Au début de la colonisation, les Portugais, les Hollandais et les Français ont préféré Saint Louis et l’île de Gorée. L’implantation des colons européens à Dakar a commencé au XIXème siècle. Le capitaine Protêt, qui a transféré l’armée cantonnée à Gorée sur l’actuelle place de l’Indépendance, a été considéré par les Européens comme le fondateur de Dakar. Avec son imposant port naturel, elle est devenue la capitale de l’AOF (Afrique Occidentale Française), puis du Sénégal. Comme Abidjan, Dakar s’impose encore aujourd’hui comme capitale économique et culturelle de l’Afrique de l’Ouest.

L’ancêtre du peuple des pêcheurs lébous, Dial Diop, aurait fondé Ndakarou (nom de Dakar dans la langue des Wolofs) bien avant l’arrivée des colons. On raconte que, un jour qu’il était sous le tamarinier22 avec ses « talibés », car il était un grand maître islamique, il a accueilli un colon qui lui a demandé comment s’appelait la ville. Croyant que le voyageur désignait l’arbre, il lui a répondu : « Dakhar » (tamarinier en wolof). C’est ainsi que les colons ont nommé la ville Dakar23.

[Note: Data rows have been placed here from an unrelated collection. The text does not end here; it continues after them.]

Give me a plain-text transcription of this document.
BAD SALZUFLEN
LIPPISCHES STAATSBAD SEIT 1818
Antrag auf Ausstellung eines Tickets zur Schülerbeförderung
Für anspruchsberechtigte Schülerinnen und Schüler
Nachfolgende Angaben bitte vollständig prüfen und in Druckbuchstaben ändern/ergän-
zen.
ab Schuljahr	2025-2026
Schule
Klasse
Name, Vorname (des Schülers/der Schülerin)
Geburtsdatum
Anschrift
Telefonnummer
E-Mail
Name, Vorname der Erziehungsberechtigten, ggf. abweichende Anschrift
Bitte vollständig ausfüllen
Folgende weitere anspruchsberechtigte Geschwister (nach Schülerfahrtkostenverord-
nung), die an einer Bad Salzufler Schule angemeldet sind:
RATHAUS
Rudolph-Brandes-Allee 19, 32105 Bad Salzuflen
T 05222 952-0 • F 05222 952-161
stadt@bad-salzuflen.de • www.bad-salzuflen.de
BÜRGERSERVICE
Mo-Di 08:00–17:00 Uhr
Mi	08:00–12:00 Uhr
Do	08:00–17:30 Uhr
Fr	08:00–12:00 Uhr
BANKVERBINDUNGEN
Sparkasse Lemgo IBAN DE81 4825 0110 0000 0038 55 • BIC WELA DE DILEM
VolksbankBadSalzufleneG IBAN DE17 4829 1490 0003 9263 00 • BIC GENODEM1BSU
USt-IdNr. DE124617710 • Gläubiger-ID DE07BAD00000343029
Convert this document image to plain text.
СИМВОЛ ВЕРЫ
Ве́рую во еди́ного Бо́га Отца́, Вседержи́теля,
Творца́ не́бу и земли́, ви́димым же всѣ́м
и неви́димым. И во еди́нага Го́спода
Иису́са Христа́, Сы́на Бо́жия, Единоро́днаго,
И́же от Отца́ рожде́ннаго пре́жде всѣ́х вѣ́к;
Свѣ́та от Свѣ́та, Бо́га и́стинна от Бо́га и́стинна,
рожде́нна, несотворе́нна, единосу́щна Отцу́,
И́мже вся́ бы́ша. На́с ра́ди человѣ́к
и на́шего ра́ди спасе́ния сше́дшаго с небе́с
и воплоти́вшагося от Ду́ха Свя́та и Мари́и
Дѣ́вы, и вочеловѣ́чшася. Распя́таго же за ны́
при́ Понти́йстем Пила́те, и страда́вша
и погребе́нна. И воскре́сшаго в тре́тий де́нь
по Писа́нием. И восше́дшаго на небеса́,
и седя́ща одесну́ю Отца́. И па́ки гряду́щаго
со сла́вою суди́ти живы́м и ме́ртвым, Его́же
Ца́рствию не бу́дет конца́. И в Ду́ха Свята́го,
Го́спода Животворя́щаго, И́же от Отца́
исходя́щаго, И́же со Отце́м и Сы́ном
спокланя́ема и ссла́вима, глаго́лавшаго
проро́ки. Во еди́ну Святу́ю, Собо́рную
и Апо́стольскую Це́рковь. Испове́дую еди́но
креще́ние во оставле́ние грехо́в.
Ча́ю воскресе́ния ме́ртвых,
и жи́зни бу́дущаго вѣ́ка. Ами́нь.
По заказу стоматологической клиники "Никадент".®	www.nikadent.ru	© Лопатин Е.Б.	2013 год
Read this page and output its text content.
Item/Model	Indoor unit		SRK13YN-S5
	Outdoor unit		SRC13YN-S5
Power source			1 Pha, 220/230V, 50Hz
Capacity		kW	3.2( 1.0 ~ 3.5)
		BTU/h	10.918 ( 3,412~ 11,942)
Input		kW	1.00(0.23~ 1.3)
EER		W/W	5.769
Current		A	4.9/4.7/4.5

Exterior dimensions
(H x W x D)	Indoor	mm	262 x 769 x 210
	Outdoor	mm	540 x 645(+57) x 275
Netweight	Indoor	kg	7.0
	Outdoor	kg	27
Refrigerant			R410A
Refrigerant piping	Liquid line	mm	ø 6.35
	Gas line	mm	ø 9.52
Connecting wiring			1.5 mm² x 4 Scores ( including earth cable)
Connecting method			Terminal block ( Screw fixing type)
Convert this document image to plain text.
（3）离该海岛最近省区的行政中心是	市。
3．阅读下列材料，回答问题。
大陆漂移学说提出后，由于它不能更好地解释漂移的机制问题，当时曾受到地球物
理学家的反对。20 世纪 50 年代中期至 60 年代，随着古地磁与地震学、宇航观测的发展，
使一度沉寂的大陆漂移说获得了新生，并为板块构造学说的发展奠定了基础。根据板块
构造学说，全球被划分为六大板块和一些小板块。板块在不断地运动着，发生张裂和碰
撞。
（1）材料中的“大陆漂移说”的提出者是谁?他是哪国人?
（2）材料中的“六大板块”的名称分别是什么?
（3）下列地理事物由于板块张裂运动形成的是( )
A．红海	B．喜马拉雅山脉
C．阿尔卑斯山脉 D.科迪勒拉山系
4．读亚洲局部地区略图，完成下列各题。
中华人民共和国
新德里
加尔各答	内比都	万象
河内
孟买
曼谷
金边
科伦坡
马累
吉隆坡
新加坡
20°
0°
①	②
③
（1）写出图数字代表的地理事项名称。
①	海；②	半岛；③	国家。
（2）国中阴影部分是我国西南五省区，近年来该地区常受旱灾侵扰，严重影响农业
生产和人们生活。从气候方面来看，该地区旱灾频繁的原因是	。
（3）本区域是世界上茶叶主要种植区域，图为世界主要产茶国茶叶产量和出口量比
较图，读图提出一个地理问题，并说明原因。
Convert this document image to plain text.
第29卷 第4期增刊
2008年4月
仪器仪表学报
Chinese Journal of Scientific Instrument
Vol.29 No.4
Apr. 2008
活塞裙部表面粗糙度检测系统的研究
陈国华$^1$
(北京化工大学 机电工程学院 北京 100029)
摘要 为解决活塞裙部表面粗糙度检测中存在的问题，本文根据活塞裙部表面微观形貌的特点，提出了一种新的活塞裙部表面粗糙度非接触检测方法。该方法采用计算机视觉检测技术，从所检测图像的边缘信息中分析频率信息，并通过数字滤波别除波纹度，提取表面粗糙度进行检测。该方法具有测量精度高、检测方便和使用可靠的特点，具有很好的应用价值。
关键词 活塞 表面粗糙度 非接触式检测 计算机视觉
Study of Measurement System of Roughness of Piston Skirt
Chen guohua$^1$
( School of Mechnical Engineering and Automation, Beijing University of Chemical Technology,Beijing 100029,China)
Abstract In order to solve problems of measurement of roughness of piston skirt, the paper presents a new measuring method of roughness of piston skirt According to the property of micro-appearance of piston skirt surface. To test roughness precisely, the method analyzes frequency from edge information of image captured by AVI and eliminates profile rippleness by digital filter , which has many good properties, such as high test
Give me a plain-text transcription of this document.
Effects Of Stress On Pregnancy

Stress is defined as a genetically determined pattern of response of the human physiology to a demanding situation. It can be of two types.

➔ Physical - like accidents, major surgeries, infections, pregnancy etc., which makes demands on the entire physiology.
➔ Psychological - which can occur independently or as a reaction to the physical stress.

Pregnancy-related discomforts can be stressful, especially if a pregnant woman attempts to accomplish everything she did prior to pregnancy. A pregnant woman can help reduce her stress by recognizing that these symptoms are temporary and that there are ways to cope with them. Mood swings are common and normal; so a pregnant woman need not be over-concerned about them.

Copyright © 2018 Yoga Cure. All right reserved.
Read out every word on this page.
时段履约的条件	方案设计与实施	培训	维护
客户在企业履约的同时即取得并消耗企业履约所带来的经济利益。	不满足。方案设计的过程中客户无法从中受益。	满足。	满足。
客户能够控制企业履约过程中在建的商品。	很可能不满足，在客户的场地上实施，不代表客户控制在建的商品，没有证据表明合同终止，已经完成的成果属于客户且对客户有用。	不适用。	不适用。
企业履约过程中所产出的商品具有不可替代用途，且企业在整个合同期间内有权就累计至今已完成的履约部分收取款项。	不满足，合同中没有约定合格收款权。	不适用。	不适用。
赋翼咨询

Georges Balandier a découvert Dakar en 1946. A son arrivée, on lui a désigné un baobab comme arbre sacré des villageois lébous. Des « habitations précaires, échouées sur le sable » dans la Médina, des foules et des étalages du marché de Sandaga, des cars à l’attente bondés de voyageurs et ployés sous la charge, « des mendiants qui psalmodient et des infirmes qui se traînent, en exhibant leurs membres ravagés et difformes, sur des chariots de planches récupérées », des belles africaines enveloppées d’étoffes somptueuses, des commerçants syriens : l’ambiance de Dakar reste quasiment la même aujourd’hui, avec en plus l’impact des évolutions liées à la modernisation, dont ses démolitions / constructions continuelles. Lors de son escale en 1954, Georges Balandier était surpris du modernisme du nouvel aéroport, de l’autoroute, de la disparition de la campagne africaine : l’urbs occidentalis impose son extension, avec le blanchiment de la ville. Parmi les transformations, la Bourse du travail était apparue, avec un prolétariat organisé en centrales syndicales, avec ses leaders pesant sur la vie politique (Ibid., 1954, 194 - 196). Un ancien syndicaliste nous explique que tout ça, aujourd’hui, est bel et bien fini. Beaucoup d’usines sont fermées et les leaders syndicalistes, licenciés, sont devenus des journaliers.24

Selon Cheikh Sarr (2007), l’évolution du rôle de l’Etat en matière d’urbanisme s’effectue entre la volonté de “marquer” l’espace et la politique libérale. Etablissant un cadre légal (1988 code de l’urbanisme, 1996 lois de décentralisation), la politique volontariste de l’Etat s’étend de la vieille « ville coloniale » aux ceintures de bidonvilles. Les grands chantiers présidentiels et la spéculation privée – notamment celle des “moodu”25 dans l’habitat locatif. – transforment rapidement le paysage de Dakar et de sa banlieue.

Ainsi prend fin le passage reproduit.